Getting the silent treatment from Europcar over my hire car accident claim

Taking the rough with the smooth as I try to deal with Europcar.
Taking the rough with the smooth as I try to deal with Europcar. Photograph: Bloomberg/Bloomberg via Getty Images

Ten months ago another driver damaged a vehicle I was hiring through Europcar in Northern Ireland. I reported it straight away and assumed it would be a simple process.

Two months later, after no communication from the company, Europcar wrote to inform me that as I had failed to respond to its requests for information my case had been closed. But I had received no such requests. I then received a letter saying it was still waiting to hear from the third-party insurers – it appears Europcar was closing my claim but continuing to claim the money off the third party.

I have chased continually and last month discovered that the other driver’s insurer had in fact accepted the claim, and authorised Europcar to refund me the £482 excess I had paid.
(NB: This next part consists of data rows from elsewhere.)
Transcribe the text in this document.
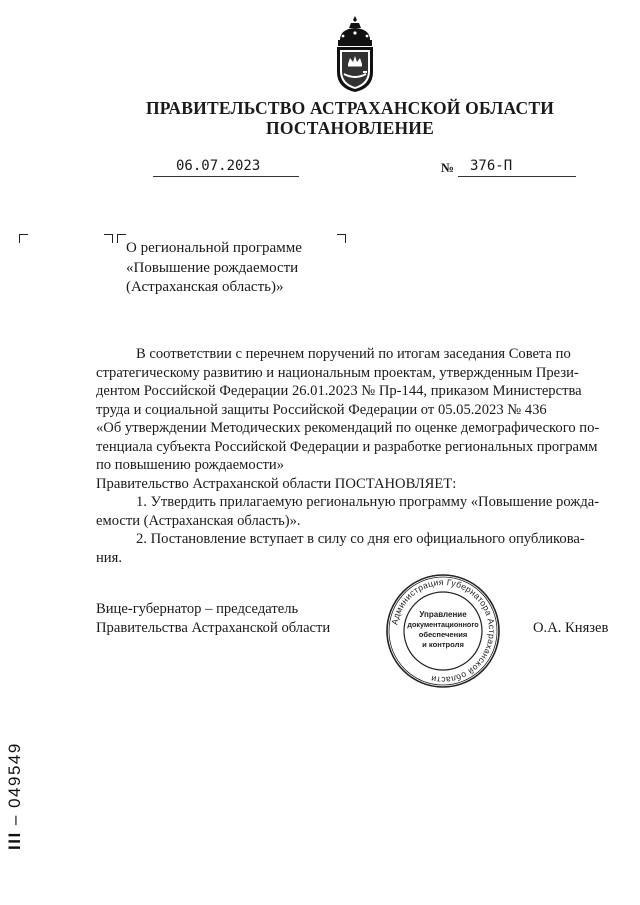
ПРАВИТЕЛЬСТВО АСТРАХАНСКОЙ ОБЛАСТИ
ПОСТАНОВЛЕНИЕ
06.07.2023	№ 376-П
О региональной программе
«Повышение рождаемости
(Астраханская область)»
В соответствии с перечнем поручений по итогам заседания Совета по
стратегическому развитию и национальным проектам, утвержденным Прези-
дентом Российской Федерации 26.01.2023 № Пр-144, приказом Министерства
труда и социальной защиты Российской Федерации от 05.05.2023 № 436
«Об утверждении Методических рекомендаций по оценке демографического по-
тенциала субъекта Российской Федерации и разработке региональных программ
по повышению рождаемости»
Правительство Астраханской области ПОСТАНОВЛЯЕТ:
1. Утвердить прилагаемую региональную программу «Повышение рожда-
емости (Астраханская область)».
2. Постановление вступает в силу со дня его официального опубликова-
ния.
Вице-губернатор – председатель
Правительства Астраханской области	О.А. Князев
Администрация Губернатора Астраханской области
Управление
документационного
обеспечения
и контроля
ІІІ – 049549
Europcar keeps passing me from department to department and my emails generate only an automated response. I’ve still not received the money which was my savings for my 50th birthday treat to myself. SB, Bromley

How companies must dread customers like you who refuse to be stalled by that usually effective rebuffing strategy: silence! But what may have appeared to be 10 months of corporate indifference was, if Europcar is to be believed, deceptive, for behind the scenes staff were busy as beavers appointing lawyers to handle your claim. Usually, it tells me, it aims to settle such claims within eight weeks.

In your case it blames the Irish insurer who, according to a spokesperson, “failed to respond to numerous communications”. Europcar doesn’t explain why it failed to respond to numerous communications from you.

Liability was indeed accepted nine months later and the money paid to Europcar, but the latter forgot to pass it on. This, it says, was due to “genuine error”. You can thank your lucky stars you weren’t victim of a phoney error! The company has coughed up just in time for your birthday trip to New York and, to show it’s contrition, is adding the magnanimous sum of £50.